Les deux rapports sont en ligne et accessibles à la presse, mais ils n’ont pas déclenché la même curiosité. Au Royaume-Uni, on en débat dans la presse dès la sortie du rapport. En France où il ne se passe guère un jour sans que l’on parle d’immigration, la presse a raté sa sortie. Le CAE avait pourtant tiré un document de quatre pages de ce rapport, ce qui facilitait la tâche des curieux. Il s’agit d’un ratage collectif puisqu'il n'y a eu aucun écho. Les politiques français n’en ont rien fait, les journalistes non plus. Ce n’est pas la seule fois que des ministres commandent des rapports pour les mettre au placard. Il n’est donc guère surprenant que le gouvernement n’ait pas été très causant sur le rapport du CAE qui ne lui était guère favorable. C’est l’attitude de la presse française qui laisse à désirer. Différentes interprétations sont possibles : manque de curiosité, problème d’organisation, curiosité sélective en fonction des résultats des études ou les trois à la fois.

Plus récemment, la presse française n’a pas raté l’étude menée par la Direction de la recherche, des études, de l'évaluation et des statistiques (DRESS) qui évaluait à +12 milliards l’impact instantané de l’immigration sur les dépenses publiques. Cette information a été reprise en boucle et va figurer en bonne place dans les argumentaires de campagne. Pourtant, ce résultat tient, comme le soulignent d’ailleurs les auteurs, à la pyramide des âges des immigrés qui, je le précise, ne comprend pas, et c’est normal, leurs enfants nés en France (qui ne sont pas des immigrés), comptés parmi les natifs et à charge de ces derniers dans les comptes.

Ce qui nous différencie du Royaume-Uni ce n’est pas seulement l’insuffisance du nombre d’études pour que le débat public soit correctement alimenté. C’est aussi un biais idéologique beaucoup plus prégnant, même en laissant de côté les extrémistes de tout poil qui font feu de tout bois des deux côtés de la Manche. Au lieu de fourbir ses armes en se confrontant à des analyses alternatives, on a tendance en France à engranger systématiquement ce qui conforte son propre point de vue et à ignorer ou vilipender tout le reste.
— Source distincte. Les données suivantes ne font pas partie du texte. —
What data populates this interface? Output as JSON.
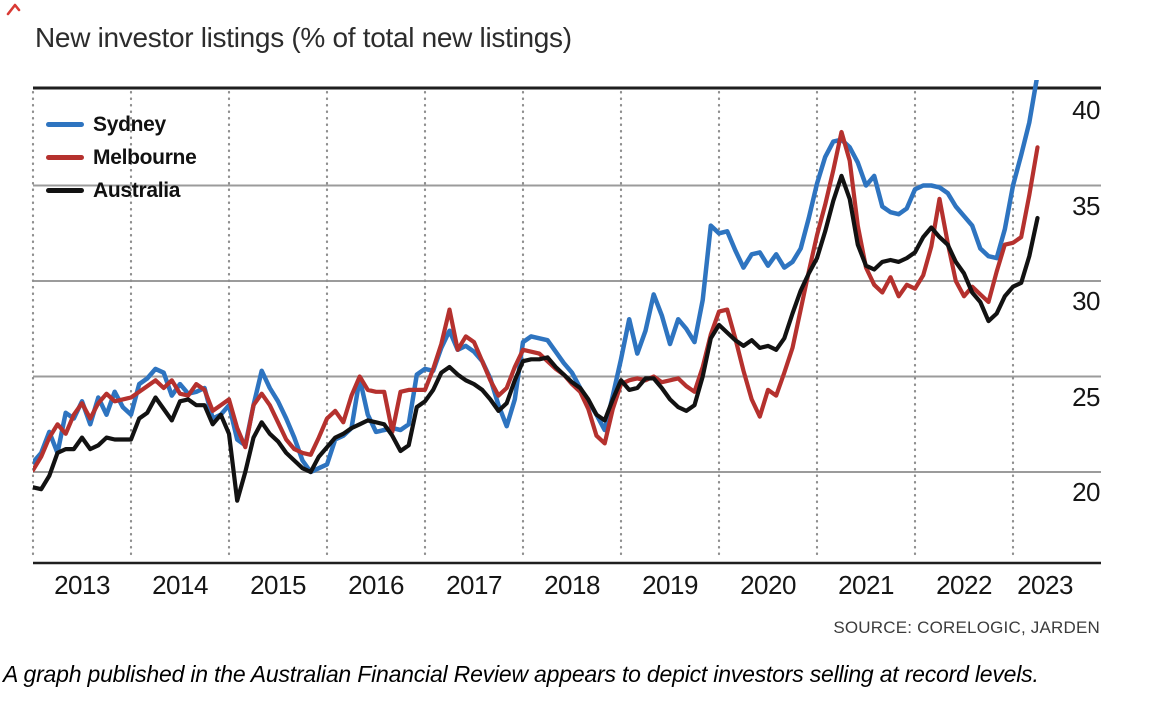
{
  "title": "New investor listings (% of total new listings)",
  "source": "SOURCE: CORELOGIC, JARDEN",
  "caption": "A graph published in the Australian Financial Review appears to depict investors selling at record levels.",
  "colors": {
    "sydney": "#2E74C0",
    "melbourne": "#B5312E",
    "australia": "#121212",
    "gridline": "#9b9b9b",
    "dotted_gridline": "#8f8f8f",
    "axis": "#1f1f1f",
    "corner_mark": "#d93a34"
  },
  "legend": [
    {
      "label": "Sydney",
      "color": "#2E74C0"
    },
    {
      "label": "Melbourne",
      "color": "#B5312E"
    },
    {
      "label": "Australia",
      "color": "#121212"
    }
  ],
  "chart_data": {
    "type": "line",
    "title": "New investor listings (% of total new listings)",
    "xlabel": "",
    "ylabel": "% of total new listings",
    "x_start": "2013-01",
    "x_end": "2023-04",
    "frequency": "monthly",
    "x_tick_labels": [
      "2013",
      "2014",
      "2015",
      "2016",
      "2017",
      "2018",
      "2019",
      "2020",
      "2021",
      "2022",
      "2023"
    ],
    "y_tick_labels": [
      "40",
      "35",
      "30",
      "25",
      "20"
    ],
    "y_ticks": [
      40,
      35,
      30,
      25,
      20
    ],
    "ylim": [
      15.2,
      40
    ],
    "grid": "horizontal solid, vertical dotted at year starts",
    "legend_position": "top-left inside plot",
    "series": [
      {
        "name": "Sydney",
        "color": "#2E74C0",
        "values": [
          20.5,
          21.0,
          22.1,
          21.0,
          23.1,
          22.8,
          23.7,
          22.5,
          23.9,
          23.0,
          24.2,
          23.4,
          23.0,
          24.6,
          24.9,
          25.4,
          25.2,
          24.0,
          24.6,
          24.1,
          24.2,
          24.4,
          22.8,
          23.0,
          23.5,
          21.7,
          21.4,
          23.5,
          25.3,
          24.4,
          23.7,
          22.8,
          21.8,
          20.6,
          20.0,
          20.2,
          20.4,
          21.7,
          21.9,
          22.3,
          24.9,
          23.0,
          22.1,
          22.2,
          22.3,
          22.2,
          22.5,
          25.1,
          25.4,
          25.3,
          26.5,
          27.4,
          26.4,
          26.6,
          26.3,
          25.8,
          24.9,
          23.5,
          22.4,
          23.8,
          26.8,
          27.1,
          27.0,
          26.9,
          26.3,
          25.7,
          25.2,
          24.4,
          23.7,
          23.0,
          22.2,
          24.0,
          25.9,
          28.0,
          26.2,
          27.4,
          29.3,
          28.2,
          26.7,
          28.0,
          27.5,
          26.8,
          29.0,
          32.9,
          32.5,
          32.6,
          31.6,
          30.7,
          31.4,
          31.5,
          30.8,
          31.4,
          30.7,
          31.0,
          31.7,
          33.3,
          35.1,
          36.5,
          37.3,
          37.4,
          37.0,
          36.2,
          35.0,
          35.5,
          33.9,
          33.6,
          33.5,
          33.8,
          34.8,
          35.0,
          35.0,
          34.9,
          34.6,
          33.9,
          33.4,
          32.9,
          31.7,
          31.3,
          31.2,
          32.7,
          35.0,
          36.6,
          38.3,
          40.8
        ]
      },
      {
        "name": "Melbourne",
        "color": "#B5312E",
        "values": [
          20.1,
          20.8,
          21.8,
          22.5,
          22.0,
          23.0,
          23.6,
          22.8,
          23.6,
          24.1,
          23.7,
          23.8,
          23.9,
          24.2,
          24.5,
          24.8,
          24.4,
          24.8,
          24.1,
          24.0,
          24.6,
          24.3,
          23.2,
          23.5,
          23.8,
          22.3,
          21.3,
          23.5,
          24.1,
          23.5,
          22.6,
          21.7,
          21.2,
          21.0,
          20.9,
          21.8,
          22.8,
          23.2,
          22.6,
          24.0,
          25.0,
          24.3,
          24.2,
          24.2,
          22.1,
          24.2,
          24.3,
          24.3,
          24.3,
          25.4,
          26.7,
          28.5,
          26.4,
          27.1,
          26.8,
          25.8,
          24.8,
          24.0,
          24.4,
          25.5,
          26.4,
          26.3,
          26.2,
          25.8,
          25.4,
          25.1,
          24.6,
          24.2,
          23.3,
          21.9,
          21.5,
          23.3,
          24.6,
          24.8,
          24.9,
          24.8,
          25.0,
          24.7,
          24.8,
          24.9,
          24.5,
          24.2,
          25.5,
          27.2,
          28.4,
          28.5,
          27.0,
          25.3,
          23.8,
          22.9,
          24.3,
          24.0,
          25.2,
          26.5,
          28.5,
          30.5,
          32.4,
          34.0,
          35.8,
          37.8,
          36.3,
          32.9,
          30.7,
          29.8,
          29.4,
          30.2,
          29.2,
          29.8,
          29.6,
          30.3,
          31.8,
          34.3,
          32.0,
          30.0,
          29.2,
          29.7,
          29.3,
          28.9,
          30.5,
          31.9,
          32.0,
          32.3,
          34.5,
          37.0
        ]
      },
      {
        "name": "Australia",
        "color": "#121212",
        "values": [
          19.2,
          19.1,
          19.8,
          21.0,
          21.2,
          21.2,
          21.8,
          21.2,
          21.4,
          21.8,
          21.7,
          21.7,
          21.7,
          22.8,
          23.1,
          23.9,
          23.3,
          22.7,
          23.7,
          23.8,
          23.5,
          23.5,
          22.5,
          23.0,
          22.0,
          18.5,
          20.0,
          21.8,
          22.6,
          22.0,
          21.6,
          21.0,
          20.6,
          20.2,
          20.0,
          20.8,
          21.3,
          21.8,
          22.0,
          22.3,
          22.5,
          22.7,
          22.6,
          22.5,
          21.9,
          21.1,
          21.4,
          23.4,
          23.7,
          24.3,
          25.2,
          25.5,
          25.1,
          24.8,
          24.6,
          24.3,
          23.8,
          23.2,
          23.6,
          24.8,
          25.8,
          25.9,
          25.9,
          26.0,
          25.5,
          25.1,
          24.7,
          24.4,
          23.8,
          23.0,
          22.7,
          23.8,
          24.8,
          24.3,
          24.4,
          24.9,
          24.9,
          24.4,
          23.8,
          23.4,
          23.2,
          23.5,
          25.0,
          27.0,
          27.7,
          27.3,
          26.9,
          26.6,
          26.9,
          26.5,
          26.6,
          26.4,
          27.0,
          28.3,
          29.5,
          30.4,
          31.2,
          32.6,
          34.2,
          35.5,
          34.3,
          31.9,
          30.8,
          30.6,
          31.0,
          31.1,
          31.0,
          31.2,
          31.5,
          32.3,
          32.8,
          32.3,
          31.9,
          31.0,
          30.4,
          29.4,
          28.9,
          27.9,
          28.3,
          29.2,
          29.7,
          29.9,
          31.3,
          33.3
        ]
      }
    ]
  }
}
On pourra se faire une idée de ce qui nous sépare des Britanniques en comparant la qualité de deux rapports établis par des parlementaires de chaque côté de la Manche sur la question de l’immigration : l’audit de la politique d’immigration, d’intégration et de codéveloppement durable menée par une vingtaine de parlementaires français en 2011 et les auditions et rapport final de la chambre des Lords en 2008.

La presse française cherche plus à éduquer ses lecteurs qu’à les informer. Il me semble que ce défaut est plus marqué en France qu’au Royaume-Uni. Pourtant, comme l’a écrit Jean-François Revel dans La connaissance inutile, "dès lors que les journalistes (…) estiment (…) avoir le droit de présenter l’actualité de manière à orienter l’opinion dans un sens qu’ils jugent salutaire, la démocratie est amputée d’une de ses conditions. Elle l’est aussi pernicieusement que par une justice corrompue ou par la fraude électorale".